Last Thursday, United States president Donald Trump said the US would apply duties of 25% on imported steel and 10% on aluminium to protect domestic producers. This has sparked outrage from other countries and raised fears of a global trade war, which will surely bring no benefits to anyone.

Major automakers say the move will hike the cost of cars and trucks. Neighbour Canada said it will retaliate for any tariffs on the metals. European Commission president Jean-Claude Juncker told German television that “we will put tariffs on Harley-Davidson, on bourbon and on blue jeans (Levi’s).”

In typical fashion, Trump isn’t backing down and has instead kept up the pressure on trading partners, threatening European automakers with a tax on imports if the EU retaliates to his aluminium and steel tariffs plan, Reuters reports.

“If the EU wants to further increase their already massive tariffs and barriers on US companies doing business there, we will simply apply a tax on their cars which freely pour into the US. They make it impossible for our cars (and more) to sell there. Big trade imbalance!” Trump tweeted. He also said that trade wars are good and are “easy to win”.

“The European Union: brutal. They’ve been brutal to us. They’ve banded together in order to beat the United States in trade,” the president said at a Florida fundraiser. The US had a $22.3 billion automotive vehicle and parts trade deficit with Germany in 2017 and a $7 billion deficit with the UK, according to US government data.

The EU is of course unhappy at Trump’s “America first” protectionist measures. In a speech at Harvard University, European commissioner for competition Margrethe Vestager said the EU will respond to the tariffs “to defend European industry, and the world trading system,” calling Trump’s actions “one-sided protectionist measures, which hurt, not just jobs, but the whole system of rules that makes our global economy work.”

The report points out that the US currently imposes a 2.5% tariff on cars assembled in Europe and a 25% tariff on European-built vans and pick-up trucks.

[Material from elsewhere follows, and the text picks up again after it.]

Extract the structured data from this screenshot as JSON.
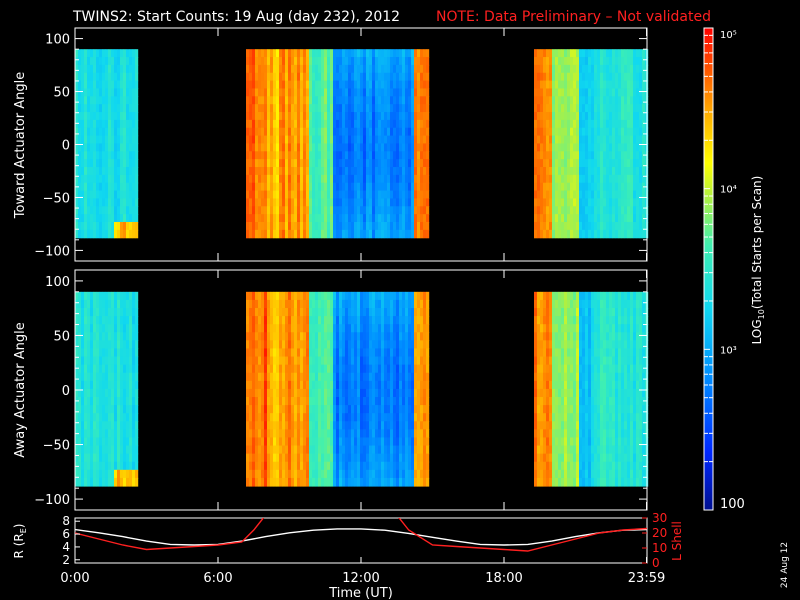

Europe imposes a 10% tariff on US-built cars. However, many cars do not cross the Atlantic, as Volkswagen, Daimler and BMW all build vehicles in the US. BMW employs more than 9,000 workers in South Carolina and its Spartanburg plant is one of the state’s largest employers, for instance.

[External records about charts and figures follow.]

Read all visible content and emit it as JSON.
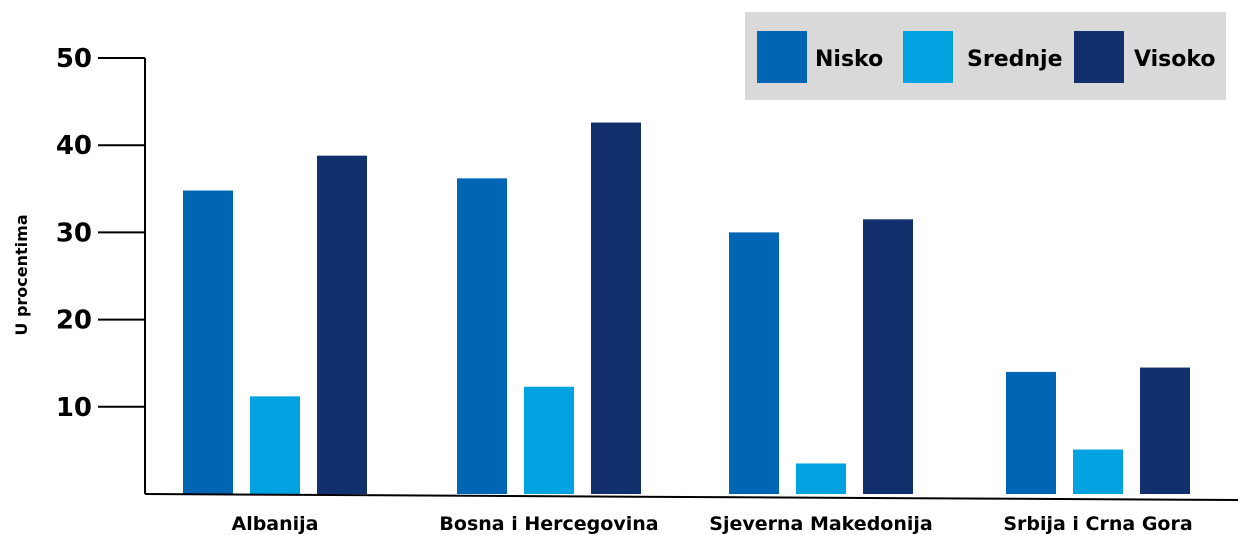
{
  "chart_data": {
    "type": "bar",
    "ylabel": "U procentima",
    "xlabel": "",
    "ylim": [
      0,
      50
    ],
    "yticks": [
      10,
      20,
      30,
      40,
      50
    ],
    "grid": false,
    "legend_position": "top-right",
    "categories": [
      "Albanija",
      "Bosna i Hercegovina",
      "Sjeverna Makedonija",
      "Srbija i Crna Gora"
    ],
    "series": [
      {
        "name": "Nisko",
        "color": "#0066b3",
        "values": [
          34.8,
          36.2,
          30.0,
          14.0
        ]
      },
      {
        "name": "Srednje",
        "color": "#00a3e0",
        "values": [
          11.2,
          12.3,
          3.5,
          5.1
        ]
      },
      {
        "name": "Visoko",
        "color": "#12306b",
        "values": [
          38.8,
          42.6,
          31.5,
          14.5
        ]
      }
    ],
    "legend_background": "#d9d9d9"
  }
}
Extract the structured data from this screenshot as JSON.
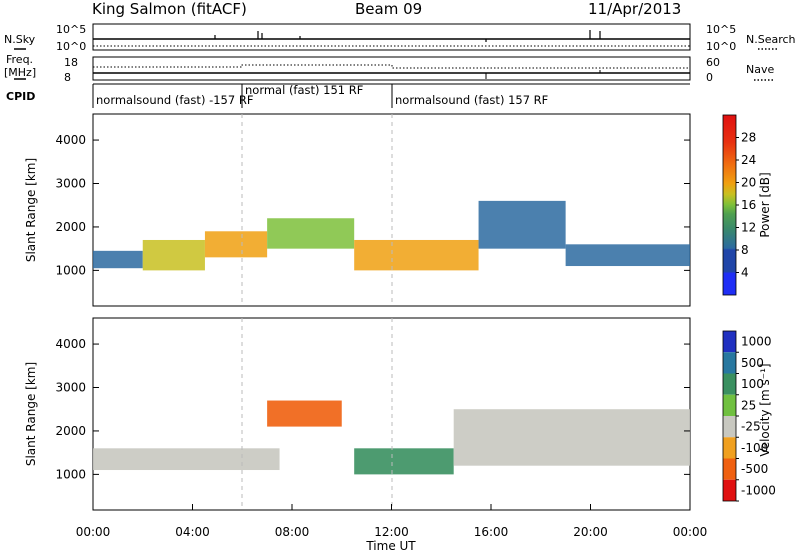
{
  "header": {
    "title": "King Salmon (fitACF)",
    "beam": "Beam 09",
    "date": "11/Apr/2013"
  },
  "strip_panels": {
    "nsky_label": "N.Sky",
    "nsky_ticks": [
      "10^5",
      "10^0"
    ],
    "nsearch_label": "N.Search",
    "nsearch_ticks": [
      "10^5",
      "10^0"
    ],
    "freq_label_top": "Freq.",
    "freq_label_bottom": "[MHz]",
    "freq_ticks": [
      "18",
      "8"
    ],
    "nave_label": "Nave",
    "nave_ticks": [
      "60",
      "0"
    ],
    "cpid_label": "CPID",
    "cpid_segments": [
      {
        "start_hour": 0,
        "end_hour": 6,
        "label": "normalsound (fast) -157 RF"
      },
      {
        "start_hour": 6,
        "end_hour": 12,
        "label": "normal (fast) 151 RF"
      },
      {
        "start_hour": 12,
        "end_hour": 24,
        "label": "normalsound (fast) 157 RF"
      }
    ]
  },
  "chart_data": [
    {
      "type": "heatmap",
      "name": "power-panel",
      "ylabel": "Slant Range [km]",
      "xlabel": "",
      "xlim": [
        0,
        24
      ],
      "ylim": [
        180,
        4600
      ],
      "y_ticks": [
        "1000",
        "2000",
        "3000",
        "4000"
      ],
      "y_tick_values": [
        1000,
        2000,
        3000,
        4000
      ],
      "colorbar": {
        "label": "Power [dB]",
        "range": [
          0,
          32
        ],
        "tick_labels": [
          "4",
          "8",
          "12",
          "16",
          "20",
          "24",
          "28"
        ],
        "tick_values": [
          4,
          8,
          12,
          16,
          20,
          24,
          28
        ],
        "colors": [
          "#1f2ef5",
          "#2045a8",
          "#2c6aa0",
          "#3a8a6a",
          "#4fa050",
          "#7cc03a",
          "#c8c020",
          "#f0a010",
          "#f07010",
          "#e83010",
          "#e01010"
        ]
      },
      "echo_bands": [
        {
          "start_hour": 0.0,
          "end_hour": 2.0,
          "range_low": 1050,
          "range_high": 1450,
          "power_db": 8
        },
        {
          "start_hour": 2.0,
          "end_hour": 4.5,
          "range_low": 1000,
          "range_high": 1700,
          "power_db": 18
        },
        {
          "start_hour": 4.5,
          "end_hour": 7.0,
          "range_low": 1300,
          "range_high": 1900,
          "power_db": 22
        },
        {
          "start_hour": 7.0,
          "end_hour": 10.5,
          "range_low": 1500,
          "range_high": 2200,
          "power_db": 16
        },
        {
          "start_hour": 10.5,
          "end_hour": 15.5,
          "range_low": 1000,
          "range_high": 1700,
          "power_db": 22
        },
        {
          "start_hour": 15.5,
          "end_hour": 19.0,
          "range_low": 1500,
          "range_high": 2600,
          "power_db": 8
        },
        {
          "start_hour": 19.0,
          "end_hour": 24.0,
          "range_low": 1100,
          "range_high": 1600,
          "power_db": 6
        }
      ]
    },
    {
      "type": "heatmap",
      "name": "velocity-panel",
      "ylabel": "Slant Range [km]",
      "xlabel": "Time UT",
      "xlim": [
        0,
        24
      ],
      "ylim": [
        180,
        4600
      ],
      "y_ticks": [
        "1000",
        "2000",
        "3000",
        "4000"
      ],
      "y_tick_values": [
        1000,
        2000,
        3000,
        4000
      ],
      "x_tick_labels": [
        "00:00",
        "04:00",
        "08:00",
        "12:00",
        "16:00",
        "20:00",
        "00:00"
      ],
      "x_tick_values": [
        0,
        4,
        8,
        12,
        16,
        20,
        24
      ],
      "colorbar": {
        "label": "Velocity [m s⁻¹]",
        "tick_labels": [
          "1000",
          "500",
          "100",
          "25",
          "-25",
          "-100",
          "-500",
          "-1000"
        ],
        "colors": [
          "#2030c0",
          "#2878a0",
          "#3a9060",
          "#70c040",
          "#c8c8c0",
          "#f0a020",
          "#f06010",
          "#e01010"
        ]
      },
      "echo_bands": [
        {
          "start_hour": 0.0,
          "end_hour": 7.5,
          "range_low": 1100,
          "range_high": 1600,
          "velocity_class": "-25"
        },
        {
          "start_hour": 7.0,
          "end_hour": 10.0,
          "range_low": 2100,
          "range_high": 2700,
          "velocity_class": "-500"
        },
        {
          "start_hour": 10.5,
          "end_hour": 14.5,
          "range_low": 1000,
          "range_high": 1600,
          "velocity_class": "100"
        },
        {
          "start_hour": 14.5,
          "end_hour": 24.0,
          "range_low": 1200,
          "range_high": 2500,
          "velocity_class": "-25"
        }
      ]
    }
  ]
}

China may now be the biggest car consumer in the world, but the US is still a large market. It accounts for about 15% of global Mercedes-Benz and BMW brand sales, while it accounts for 5% of Volkswagen brand sales and 12% of Audi sales, the report adds.

This is not the first time that Trump has threatened automakers. In January 2017, he warned German car companies of a 35% border tax on vehicles imported to the US market.